Folha de S. Paulo
Aumento de imposto de importação sobre
produtos de vizinhos pode ser coisa pouca
O começo da guerra
comercial de Donald Trump causa
sensação "pop". É assunto vívido, que pode ser traduzido em histórias
concretas, em dramas de empresas, em aumentos de preços de carros,
"avocados" ou "maple syrup" (xarope de bordo canadense,
aquele da panqueca). "Homens fortes", ditadores e cafajestes
poderosos em geral, dão audiência. Dados os riscos sérios, o que se passa agora
parece mera escaramuça de fronteira, porém.
Sabemos muito pouco. Nem mesmo a grande finança por ora acredita que Trump irá muito mais longe nessa "burrice", como diz o Wall Street Journal. Vide a reação ainda moderada nos mercados financeiros, de resto incerta: foi para o vinagre a previsão de que inflação, juros e dólar subiriam por causa das "tarifas". Por ora, o temor é de PIB e juros de longo prazo em queda.
De prazo marcado e decisivo, quanto a
relações econômicas internacionais, há abril. Trump ordenou que sejam
analisadas as políticas de outros países que possam afetar empresas americanas.
A lista vai de barreiras não tarifárias a impostos domésticos (como o nosso
ICMS), de subsídios a políticas de compras de governos ou mesmo restrições
jurídicas (como no caso da "liberdade" de "big techs").
Pode ser uma tentativa de abrir mercados, sob ameaça de retaliação via impostos
de importação ("tarifas").
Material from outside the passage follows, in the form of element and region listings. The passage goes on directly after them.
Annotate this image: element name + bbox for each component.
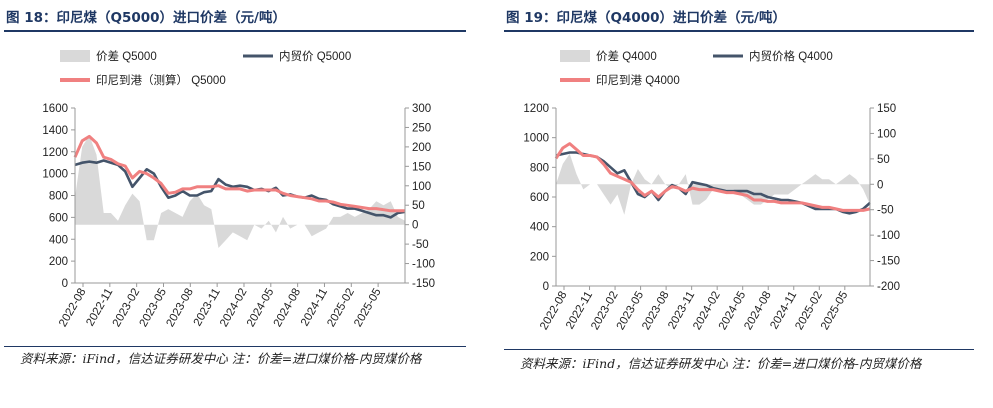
source-rule <box>4 346 466 347</box>
right-tick-label: 100 <box>412 181 431 193</box>
legend-label: 印尼到港（测算） Q5000 <box>96 73 226 87</box>
spread-area <box>556 153 870 215</box>
right-tick-label: 300 <box>412 103 431 115</box>
title-underline <box>504 30 974 32</box>
right-tick-label: 100 <box>877 128 896 140</box>
left-tick-label: 1000 <box>523 133 549 145</box>
x-tick-label: 2025-05 <box>352 287 384 330</box>
left-tick-label: 0 <box>62 278 68 290</box>
chart-q4000: 0 200 400 600 800 1000 1200 -200 -150 -100 -50 0 50 1… <box>523 49 900 332</box>
spread-area <box>75 135 405 248</box>
import-price-line <box>554 142 871 212</box>
legend-label: 内贸价 Q5000 <box>279 49 351 63</box>
left-tick-label: 400 <box>49 234 68 246</box>
domestic-price-line <box>74 159 406 219</box>
left-tick-label: 1200 <box>42 147 68 159</box>
chart-title: 图 18：印尼煤（Q5000）进口价差（元/吨） <box>6 10 286 26</box>
right-tick-label: 150 <box>877 103 896 115</box>
right-tick-label: -200 <box>877 281 900 293</box>
right-tick-label: -50 <box>412 239 429 251</box>
right-tick-label: 150 <box>412 161 431 173</box>
legend-swatch-spread <box>60 50 90 62</box>
legend-label: 内贸价格 Q4000 <box>749 49 833 63</box>
right-tick-label: 50 <box>877 154 890 166</box>
right-tick-label: -50 <box>877 205 894 217</box>
right-tick-label: -100 <box>412 259 435 271</box>
title-underline <box>4 30 466 32</box>
left-tick-label: 1400 <box>42 125 68 137</box>
source-rule <box>504 349 974 350</box>
left-tick-label: 400 <box>530 222 549 234</box>
right-tick-label: 0 <box>877 179 883 191</box>
chart-q5000: 02004006008001000120014001600-150-100-50… <box>42 49 435 330</box>
legend-label: 价差 Q4000 <box>596 49 657 63</box>
left-tick-label: 0 <box>543 281 549 293</box>
right-tick-label: 200 <box>412 142 431 154</box>
left-tick-label: 200 <box>49 256 68 268</box>
right-tick-label: 50 <box>412 200 425 212</box>
right-tick-label: 0 <box>412 220 418 232</box>
left-tick-label: 1200 <box>523 103 549 115</box>
import-price-line <box>73 134 405 213</box>
right-tick-label: 250 <box>412 122 431 134</box>
left-tick-label: 1600 <box>42 103 68 115</box>
legend-label: 印尼到港 Q4000 <box>596 74 680 87</box>
right-tick-label: -100 <box>877 230 900 242</box>
left-tick-label: 800 <box>49 191 68 203</box>
left-tick-label: 600 <box>530 192 549 204</box>
chart-title: 图 19：印尼煤（Q4000）进口价差（元/吨） <box>506 10 786 26</box>
left-tick-label: 800 <box>530 162 549 174</box>
right-tick-label: -150 <box>877 256 900 268</box>
left-tick-label: 1000 <box>42 169 68 181</box>
legend-label: 价差 Q5000 <box>96 49 157 63</box>
chart-panel-q4000: 图 19：印尼煤（Q4000）进口价差（元/吨） 0 200 400 600 800 10… <box>500 0 993 408</box>
chart-source: 资料来源：iFind，信达证券研发中心 注：价差=进口煤价格-内贸煤价格 <box>20 351 422 366</box>
chart-panel-q5000: 图 18：印尼煤（Q5000）进口价差（元/吨） 0 200 400 600 800 10… <box>0 0 480 408</box>
legend-swatch-spread <box>560 50 590 62</box>
chart-source: 资料来源：iFind，信达证券研发中心 注：价差=进口煤价格-内贸煤价格 <box>520 356 922 371</box>
left-tick-label: 200 <box>530 251 549 263</box>
left-tick-label: 600 <box>49 212 68 224</box>
right-tick-label: -150 <box>412 278 435 290</box>
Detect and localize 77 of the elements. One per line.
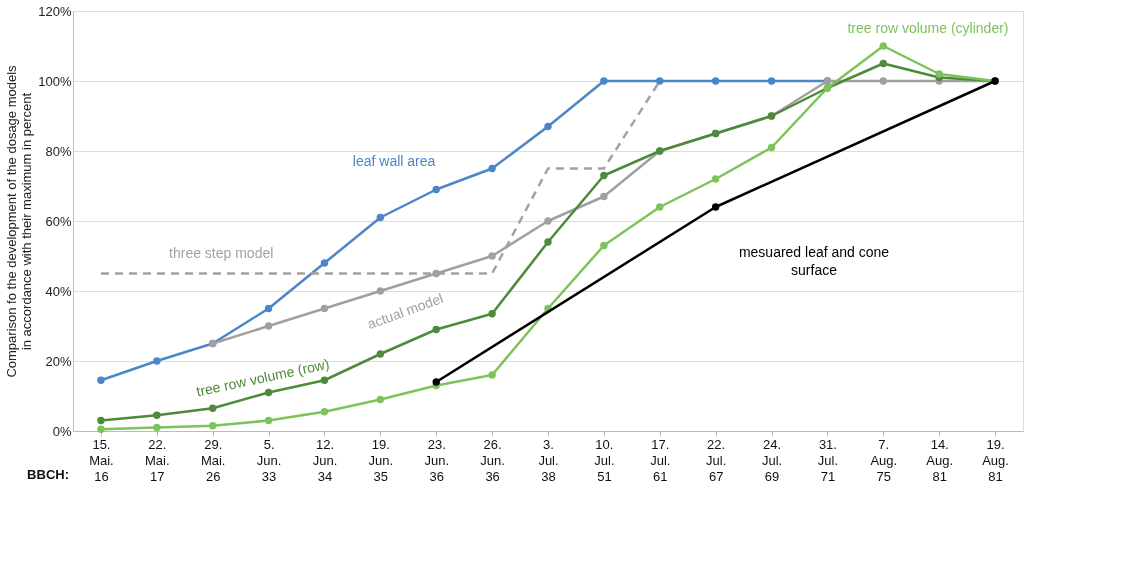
x-tick-label: 3. Jul. 38 xyxy=(538,436,559,484)
point xyxy=(879,42,887,50)
point xyxy=(209,404,217,412)
x-tick-label: 7. Aug. 75 xyxy=(870,436,898,484)
point xyxy=(711,175,720,183)
point xyxy=(488,252,496,260)
point xyxy=(600,241,608,250)
series-label: leaf wall area xyxy=(352,152,436,169)
point xyxy=(209,422,217,430)
text: tree row volume (row) xyxy=(194,355,331,400)
point xyxy=(264,388,273,397)
point xyxy=(376,395,385,404)
point xyxy=(767,77,776,85)
point xyxy=(320,408,329,416)
x-tick-label: 15. Mai. 16 xyxy=(89,436,114,484)
x-tick-label: 26. Jun. 36 xyxy=(480,436,505,484)
x-tick-label: 14. Aug. 81 xyxy=(926,436,954,484)
text: actual model xyxy=(365,289,446,333)
point xyxy=(488,371,496,379)
y-tick-label: 60% xyxy=(45,213,72,229)
y-tick-label: 40% xyxy=(45,283,72,299)
x-tick-label: 17. Jul. 61 xyxy=(650,436,671,484)
point xyxy=(153,357,161,365)
y-tick-label: 20% xyxy=(45,353,72,369)
point xyxy=(656,203,664,211)
text: BBCH: xyxy=(27,467,69,482)
point xyxy=(320,304,329,313)
point xyxy=(711,203,720,211)
point xyxy=(656,77,664,85)
x-tick-label: 23. Jun. 36 xyxy=(424,436,450,484)
point xyxy=(767,143,776,152)
point xyxy=(879,59,887,68)
point xyxy=(488,164,496,173)
point xyxy=(264,304,273,313)
y-tick-label: 120% xyxy=(38,3,72,19)
point xyxy=(432,269,440,278)
x-tick-label: 10. Jul. 51 xyxy=(594,436,615,484)
point xyxy=(376,213,385,222)
point xyxy=(97,425,105,433)
point xyxy=(935,70,943,78)
x-tick-label: 22. Jul. 67 xyxy=(706,436,727,484)
point xyxy=(432,325,440,334)
y-tick-label: 100% xyxy=(38,73,72,89)
point xyxy=(376,287,385,295)
series-label: three step model xyxy=(169,245,274,262)
point xyxy=(97,376,105,384)
text: tree row volume (cylinder) xyxy=(847,19,1009,36)
point xyxy=(600,171,608,180)
point xyxy=(711,77,720,85)
point xyxy=(376,350,385,358)
point xyxy=(544,217,552,225)
point xyxy=(153,411,161,419)
point xyxy=(320,259,329,267)
x-tick-label: 22. Mai. 17 xyxy=(145,436,170,484)
x-tick-label: 31. Jul. 71 xyxy=(817,436,839,484)
x-tick-label: 29. Mai. 26 xyxy=(200,436,226,484)
point xyxy=(544,122,552,131)
point xyxy=(153,423,161,432)
point xyxy=(600,77,608,85)
point xyxy=(264,322,273,330)
x-tick-label: 19. Aug. 81 xyxy=(982,436,1009,484)
point xyxy=(488,310,496,318)
y-axis-title: Comparison fo the development of the dosage models in accordance with their maximum in percent xyxy=(4,64,35,378)
text: mesuared leaf and cone surface xyxy=(738,243,890,278)
x-tick-label: 19. Jun. 35 xyxy=(368,436,394,484)
point xyxy=(97,416,105,425)
x-tick-label: 24. Jul. 69 xyxy=(761,436,783,484)
point xyxy=(544,238,552,246)
point xyxy=(432,185,440,194)
y-tick-label: 0% xyxy=(52,423,72,439)
x-tick-label: 5. Jun. 33 xyxy=(256,436,282,484)
x-tick-label: 12. Jun. 34 xyxy=(312,436,338,484)
y-tick-label: 80% xyxy=(45,143,72,159)
point xyxy=(879,77,887,85)
point xyxy=(264,416,273,425)
point xyxy=(432,378,440,386)
point xyxy=(600,192,608,201)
Pode ser guerra total.
Em março, começa a se definir a política fiscal de Trump (gastos, impostos), se
haverá mais déficit e dívida, o que afeta moedas e juros do mundo —é tema
chato, ao qual se dá pouca atenção, e decisivo. Se Trump avacalhar a política
macroeconômica, ignorar o poder do Congresso sobre o Orçamento e criar risco
muito grande para aplicações financeiras nos EUA, mais um pouco do crédito
americano se vai —é algum risco para o financiamento dos déficits fiscal e
externo do país.
Quais as reações? Alguma inflação extra, setores afetados por retaliações e PIB
mais fraco podem derrubar o prestígio de Trump? Ou a maioria vai gostar de ter
um "Duce"? Qual a reação do Partido Republicano diante do risco de
perder votos? Nem todos os setores da elite econômica podem ganhar (indústria,
"big techs", agricultura, serviços outros) ao mesmo tempo. Vão entrar
em conflito? Os derrotados vão fazer oposição a Trump? Essa política pode ser
crucial, pois talvez determine duração, profundidade e danos da loucura, que
vai muito além de problemas econômicos, apenas pincelados aqui. Enfim, é
preciso saber quanto dessa "loucura" é Trump e quanto é política do
establishment.
Alguns efeitos não são dramáticos, demoram a aparecer, mas são sequelas
importantes. A epidemia de Covid suscitou o desejo ou a necessidade de manter
ou criar certas "indústrias nacionais", assim como o fez a guerra da
Ucrânia. O confisco das reservas internacionais da Rússia provocou medo e até
atitudes práticas quanto a deixar dinheiro guardado no "Ocidente". As
tarifas de Trump 1 mudaram atitudes na China etc.,
assim como a OMC zumbi animou o protecionismo. A ruína da Otan talvez leve a
Europa a, enfim, juntar exércitos e colocar a mão no bolso (meio vazio) para
bancá-los. Kaja Kallas, espécie de ministra das Relações Exteriores da União
Europeia, escreveu em rede social que "o mundo livre precisa de um novo
líder"; "cabe a nós, europeus, assumir esse desafio".
Imposto de importação, "tarifas", pode ser fichinha.